Easter without chocolate passed quite nicely.  I spent most of it wrapped up on the sofa like an invalid, watching television, or so it seemed.  The cold is arctic and gets into your bones. Even in my big sheepskin coat which would enable me to play Hagrid in Harry Potter, or one of the Night's Watch in Game of Thrones (which is BACK - and a cause for excitement in my otherwise humdrum existence), the wind whistles up the sleeves and finds its way into your heart.  But the cold has matched my nestling nature of the moment, allowing me to luxuriate in sloth, punctuated by occasional  bouts of activity of the attic clearing - Paperchase visiting - Portobello Road walking sort.  My tomato seedlings still wave too and fro, waxing and waning with the occasional watering, or lack thereof, and the curly beech tree remains unpruned, ready to sprout its ugly shaggy hairdo the minute spring gets going properly, but there's time for the garden yet.

Boyfriend has returned home and I'm almost alone again.  When my youngest goes back to college on Wednesday it will be me and the cats and three unfinished art projects, with one yet to start - lots of good intentions but no actually action.  I'm enjoying it, this near seclusion, but only because it's a break from the norm.  When it was just me this time last year I hated it and lived from weekend to weekend when the boyfriend arrived and seemed to breathe life into the house, but it wasn't really life, more of a forced activity.  The two of us on our best behaviour, devoted to 'doing' stuff, with no idle nights in front of the tv - everything was orchestrated and timetabled - films agreed during the week, with times in the diary, dinners planned, shopping planned, food in the fridge, walks itinerised and every second, or so it seemed, accounted for.  And then he'd go and it would feel, to me, like falling into a limbo of waiting.  Not waiting for him, but waiting not to be alone again, as though he were the wind and I was some sort of becalmed ship needing his presence to spur me into action.  Ridiculous really.  I've grown up on my own, lived on my own, and very much know how to manage my own company even if I've heard all my own jokes already, but it has really taken the presence of the boyfriend over the past three months to reintroduce myself to the joy of my own space - because it's the exception not the rule.

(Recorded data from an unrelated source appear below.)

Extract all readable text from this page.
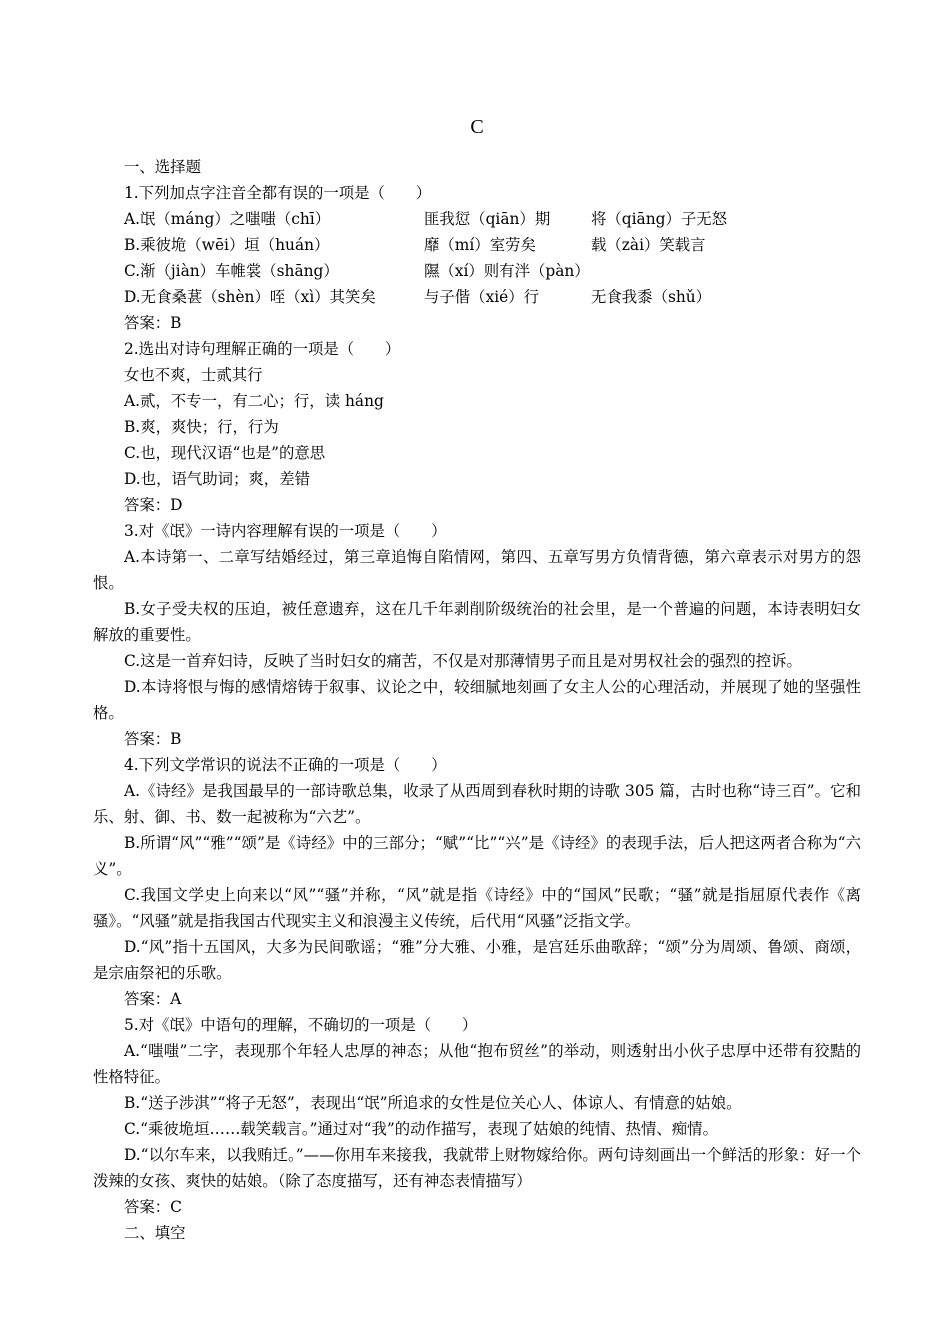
C
一、选择题
1.下列加点字注音全都有误的一项是（　　）
A.氓（máng）之嗤嗤（chī）	匪我愆（qiān）期	将（qiāng）子无怒
B.乘彼垝（wēi）垣（huán）	靡（mí）室劳矣	载（zài）笑载言
C.渐（jiàn）车帷裳（shāng）	隰（xí）则有泮（pàn）
D.无食桑葚（shèn）咥（xì）其笑矣	与子偕（xié）行	无食我黍（shǔ）
答案：B
2.选出对诗句理解正确的一项是（　　）
女也不爽，士贰其行
A.贰，不专一，有二心；行，读 háng
B.爽，爽快；行，行为
C.也，现代汉语“也是”的意思
D.也，语气助词；爽，差错
答案：D
3.对《氓》一诗内容理解有误的一项是（　　）
A.本诗第一、二章写结婚经过，第三章追悔自陷情网，第四、五章写男方负情背德，第六章表示对男方的怨恨。
B.女子受夫权的压迫，被任意遗弃，这在几千年剥削阶级统治的社会里，是一个普遍的问题，本诗表明妇女解放的重要性。
C.这是一首弃妇诗，反映了当时妇女的痛苦，不仅是对那薄情男子而且是对男权社会的强烈的控诉。
D.本诗将恨与悔的感情熔铸于叙事、议论之中，较细腻地刻画了女主人公的心理活动，并展现了她的坚强性格。
答案：B
4.下列文学常识的说法不正确的一项是（　　）
A.《诗经》是我国最早的一部诗歌总集，收录了从西周到春秋时期的诗歌 305 篇，古时也称“诗三百”。它和乐、射、御、书、数一起被称为“六艺”。
B.所谓“风”“雅”“颂”是《诗经》中的三部分；“赋”“比”“兴”是《诗经》的表现手法，后人把这两者合称为“六义”。
C.我国文学史上向来以“风”“骚”并称，“风”就是指《诗经》中的“国风”民歌；“骚”就是指屈原代表作《离骚》。“风骚”就是指我国古代现实主义和浪漫主义传统，后代用“风骚”泛指文学。
D.“风”指十五国风，大多为民间歌谣；“雅”分大雅、小雅，是宫廷乐曲歌辞；“颂”分为周颂、鲁颂、商颂，是宗庙祭祀的乐歌。
答案：A
5.对《氓》中语句的理解，不确切的一项是（　　）
A.“嗤嗤”二字，表现那个年轻人忠厚的神态；从他“抱布贸丝”的举动，则透射出小伙子忠厚中还带有狡黠的性格特征。
B.“送子涉淇”“将子无怒”，表现出“氓”所追求的女性是位关心人、体谅人、有情意的姑娘。
C.“乘彼垝垣……载笑载言。”通过对“我”的动作描写，表现了姑娘的纯情、热情、痴情。
D.“以尔车来，以我贿迁。”——你用车来接我，我就带上财物嫁给你。两句诗刻画出一个鲜活的形象：好一个泼辣的女孩、爽快的姑娘。（除了态度描写，还有神态表情描写）
答案：C
二、填空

When he isn't there, I might take it easy and watch a rom com or a foreign film I know he wouldn't fancy, or I might decide to clean up the house, or start painting or writing, relishing my own company, eating nothing or something low in calories - no manly carbs or thoughts of vegetarianism.  And when he is there we dawdle and sleep and doze and settle down for BBC4s current Scandinavian broadcast, the time no longer meted out in slots to various pastimes, but fluid and domestic.  Of course we still go out, but there's less of rigid schedule.  We are simply together, doing stuff.  I like it.

Equally though, I like waking up alone and making myself a cup of tea in five minutes flat, instead of waiting like a princess for the boyfriend to bring that same cup of tea an hour later (after he's stroked the cats, and listened to a few tracks, and sent a text and freed a bee from the maws of Mrs Catty...) reading, daydreaming, trying to meditate...  It's like rediscovering the old me, the good old me who likes herself.

Crafty projects however have their drawbacks.  I came back from Portobello with a bargain trunk for £20, complete with lining in a very good condition and a shelf.  Only when I arrived home did I discover the trunk had ripped my brand new, definitely not £20 leather trousers to shreds.  Not such a ruddy bargain.

I know, leather trousers?  Really?  Me.  Yep I'm embracing middle age with seriously bad taste.  Shredded leather trousers, very S&M.